Paired t-tests

The paired t-test is used to compare the values of means from two related samples, for example in a 'before and after' scenario.

The difference between the means of the samples is unlikely to be equal to zero (due to sampling variation) and the hypothesis test is designed to answer the question "Is the observed difference sufficiently large enough to indicate that the alternative hypothesis is true?". The answer comes in the form of a probability - the p-value.

Worked Example
Consider the following study in which standing and supine systolic blood pressures were compared. This study was performed on twelve subjects. Their blood pressures were measured in both positions. It is therefore, a paired samples design.

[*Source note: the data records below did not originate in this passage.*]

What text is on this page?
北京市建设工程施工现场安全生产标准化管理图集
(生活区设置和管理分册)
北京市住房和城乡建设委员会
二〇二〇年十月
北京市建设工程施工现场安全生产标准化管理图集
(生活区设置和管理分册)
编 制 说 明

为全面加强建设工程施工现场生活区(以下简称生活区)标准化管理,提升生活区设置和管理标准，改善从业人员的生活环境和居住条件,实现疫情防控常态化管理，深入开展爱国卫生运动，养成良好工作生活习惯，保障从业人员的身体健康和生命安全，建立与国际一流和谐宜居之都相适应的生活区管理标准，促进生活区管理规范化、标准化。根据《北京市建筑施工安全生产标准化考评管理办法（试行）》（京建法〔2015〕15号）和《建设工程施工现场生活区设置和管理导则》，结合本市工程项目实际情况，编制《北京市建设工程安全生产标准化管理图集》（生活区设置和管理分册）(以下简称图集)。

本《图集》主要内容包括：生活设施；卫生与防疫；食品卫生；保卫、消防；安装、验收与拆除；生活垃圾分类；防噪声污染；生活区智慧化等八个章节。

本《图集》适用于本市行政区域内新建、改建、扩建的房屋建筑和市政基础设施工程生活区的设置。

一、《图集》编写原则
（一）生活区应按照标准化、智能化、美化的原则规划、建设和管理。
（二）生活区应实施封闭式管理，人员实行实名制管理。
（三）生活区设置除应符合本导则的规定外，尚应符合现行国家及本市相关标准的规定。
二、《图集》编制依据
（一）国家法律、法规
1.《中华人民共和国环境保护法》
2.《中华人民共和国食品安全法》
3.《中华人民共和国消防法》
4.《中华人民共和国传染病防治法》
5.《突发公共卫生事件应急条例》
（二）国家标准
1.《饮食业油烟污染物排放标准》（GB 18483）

Subject Standing Supine Difference
1 132 136 4
2 146 145 1
3 135 140 5
4 141 147 6
5 139 142 3
6 162 160 -2
7 128 137 9
8 137 136 -1
9 145 149 4
10 151 158 7
11 131 120 -11
12 143 150 7
Mean 140.83 143.33 2.50
SD 9.49 10.83 5.50

The statistical analysis of paired data is performed on the differences between the pairs, and for this data the mean difference (Supine - Standing) between the blood pressures is 2.50 mmHg. The standard deviation (SD) of the difference is 5.50 mmHg.

Suggested null and alternative hypotheses could be:

H0: There is no difference between the mean blood pressures in the two populations

H1: There is a difference between the mean blood pressures in the two populations

or equivalently

H0: On average there is no difference between the blood pressures in the two populations

H1: On average there is a difference between the blood pressures in the two populations

The computer output from performing a paired samples t-test on the standing and supine blood pressure data gives a p-value of 0.144. Thus the probability of getting a difference of 2.50 mmHg between the mean blood pressures (given that position does not affect blood pressure) is 0.144 or 14.4% or about 1 in 7. This is not sufficiently low to conclude that position does affect mean blood pressure. Therefore, we fail to reject the null hypothesis with this data, and conclude that there is insufficient evidence to suggest a difference between blood pressures, on average, in the two positions.

 

The paired t-test

The output for the standing and supine blood pressure example is shown below, and gives the sample means and the mean difference, their standard deviations and the standard errors. The 95% confidence interval for the mean difference is also shown as well as the t-test of the null hypothesis that the "mean difference = 0" versus (vs) the alternative hypothesis that the mean difference is "not = 0". The p-value equals 0.144.

In SPSS
Enter the data from the first sample into one column and the corresponding data from the second sample in a second column, then select
Analyze > Compare Means > Paired-Samples T Test...
The output is as follows:

table showing paired differences

t-test output

t-test output

in Minitab

Enter the data from the first sample into one column and the corresponding data from the second sample in a second column, then select
Stat > Basic Statistics > Paired t...

Paired T-Test and Confidence Interval

Paired T for Supine - Standing

  N Mean StDev SE Mean
Supine 12 143.33 10.83 3.13
Standing 12 140.83 9.49 2.74
Difference 12 2.50 5.50 1.59

Assumptions underlying the paired sample t-test
Both the paired and independent sample t-tests make assumptions about the data, although both tests are fairly robust against departures from these assumptions.

In the paired samples t-test it is assumed that the differences, calculated for each pair, have an approximately normal distribution. Techniques are available to test this assumption. An alternative procedure that makes no assumptions about the distribution of the data is the Wilcoxon Test, but this test is less powerful than the paired sample t-test.